Surprisingly, they said, the test showed that couples who would have been discouraged from trying again using traditional assessments were actually likely to succeed.
In IVF, egg and sperm are united in a lab dish and resulting embryos are implanted into the mother's uterus to grow. Predicting whether it will work is tricky and doctors rely heavily on a woman's age.
A team lead by Dr. Mylene Yao of Stanford University in California, decided to look at dozens of factors, including age but also looking at how well and how fast the embryos grow, a woman's hormonal response to the treatment and the condition of her uterus when the embryo is implanted.
They used data from more than 5,000 IVF cycles performed at Stanford Hospital from 2003 to 2008 and matched it to success rates.
"Since this model uses clinical data from a previously failed IVF attempt, a first IVF treatment can be viewed both as an infertility treatment and as a potential prognostic tool for future cycles," Yao said in a statement.
As many as 80 million couples worldwide and 7.2 million in the United States are infertile. The infertility market is large and growing with an estimated 140,000 IVF cycles in the United States in 2008.
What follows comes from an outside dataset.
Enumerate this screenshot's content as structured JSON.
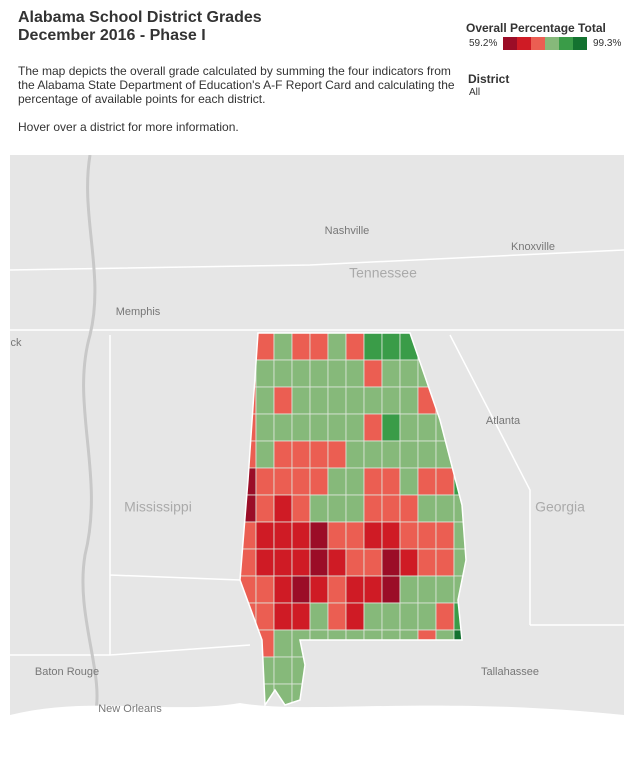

That accounts for about 2 percent of infertile couples, Yao's team said. About 1 percent of U.S. newborns were conceived using IVF, the researchers said, and a million babies have been born using IVF globally since Louise Brown, the first "test tube" baby, was born in Britain in 1978.
Yao and colleagues have founded a new company called Univfy to develop and commercialize the test. The company has licensed the technology from Stanford and has applied for a patent. It is seeking U.S. Food and Drug Administration approval to market the test by this fall.